The Equality and Human Rights Commission has updated its technical guidance for schools, outlining their obligations in relation to students with protected characteristics under the Equality Act 2010. Schools have a legal obligation not to harass, victimise, or discriminate against pupils as a result of a characteristic which is protected by the Act (such as race, sex, or disability). The updated guidance includes changes to reflect recent developments in relation to sex and gender reassignment, and suggests measures schools might take to ensure they are fulfilling their obligations under the Act.
In the Courts
On Wednesday, the Grand Chamber of the European Court of Human Rights heard the case of Duarte Agostinho and Others v. Portugal and 32 Others (application no. 39371/20). The applicants in this case are Portuguese nationals, aged between 11 and 24. They claim that forest fires in Portugal – which have worsened since 2017 – have caused damage to their health, and are the direct result of climate change. They contend that by failing to take adequate measures to limit global emissions (in line with international treaties), the 33 member states are in breach of their obligations under the European Convention on Human Rights. Specifically, they argue there has been a breach of Article 2 (right to life), Article 8 (right to respect for private and family life), and Article 3 (prohibition of ill-treatment), as well as a violation of Article 14 (prohibition of discrimination) whereby they contend global warming is having a greater impact on younger people’s rights. There are two other similar cases being heard by the ECHR and rulings on all three cases are expected later this year.

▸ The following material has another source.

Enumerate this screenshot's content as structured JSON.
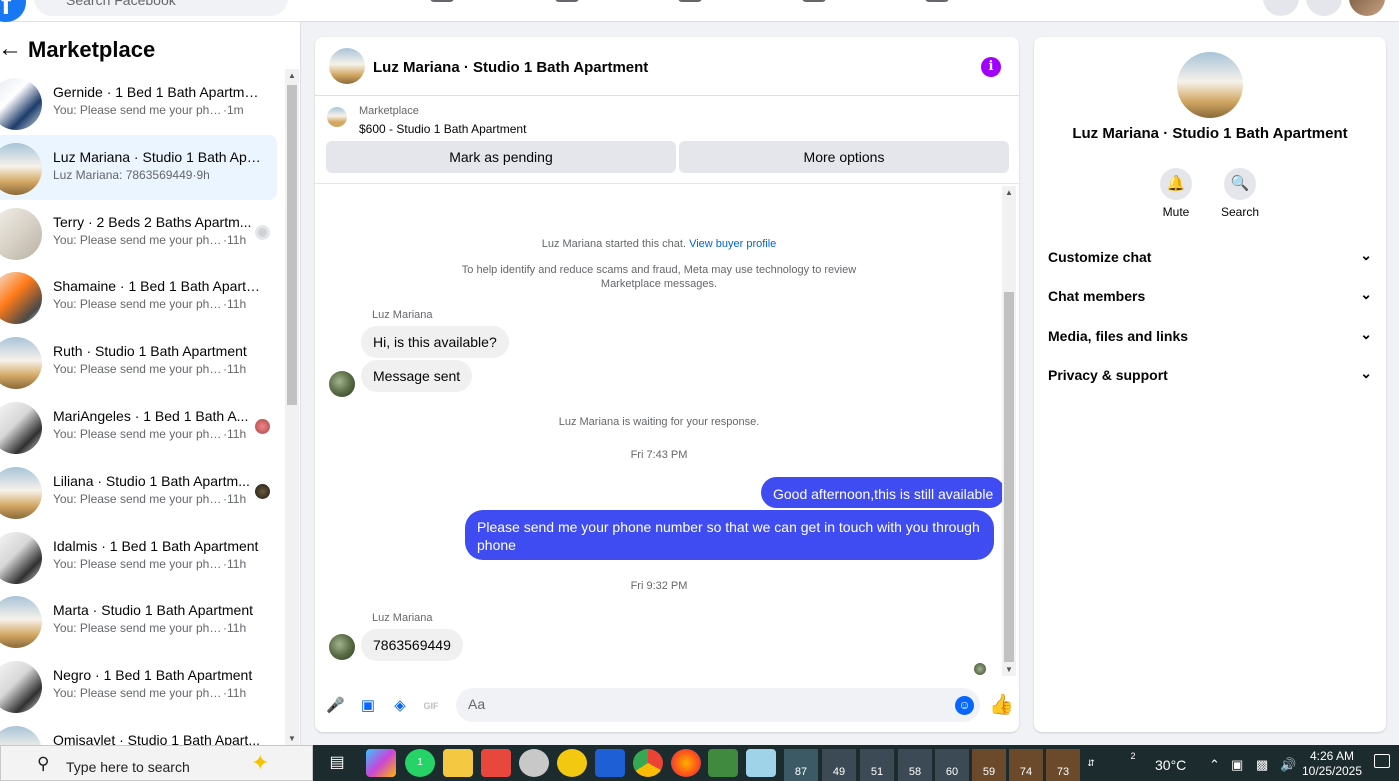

In Yüksel Yalçinkaya v. Türkiye (application no. 15669/20), the Grand Chamber of the ECHR found there had been a violation of Articles 7 (no punishment without law), 6§1 (right to a fair trial) and 11 (freedom of assembly and association). In this case, the applicant was convicted of being a member of an armed terrorist organisation, which Turkish authorities consider to be responsible for the attempted coup d’état in Turkey in 2016. Regarding Article 7, the Grand Chamber found the Turkish court had interpreted the law too broadly, so as to create a presumption of guilt based upon the applicant’s use of a specific messaging application (“ByLock”). Further, the Court found the applicant was not given the opportunity to challenge evidence presented against him, thus constituting a violation of his right to a fair trial. Finally, the applicant’s conviction was based, in part, on his association with specific trade unions. This was sufficient to constitute a violation of Article 11 of the Convention. The Court noted that approximately 8,500 other similar applications have been made to the ECHR and held that Turkey should take ‘general measures’ to address the systemic problems which led to the violations in this judgement.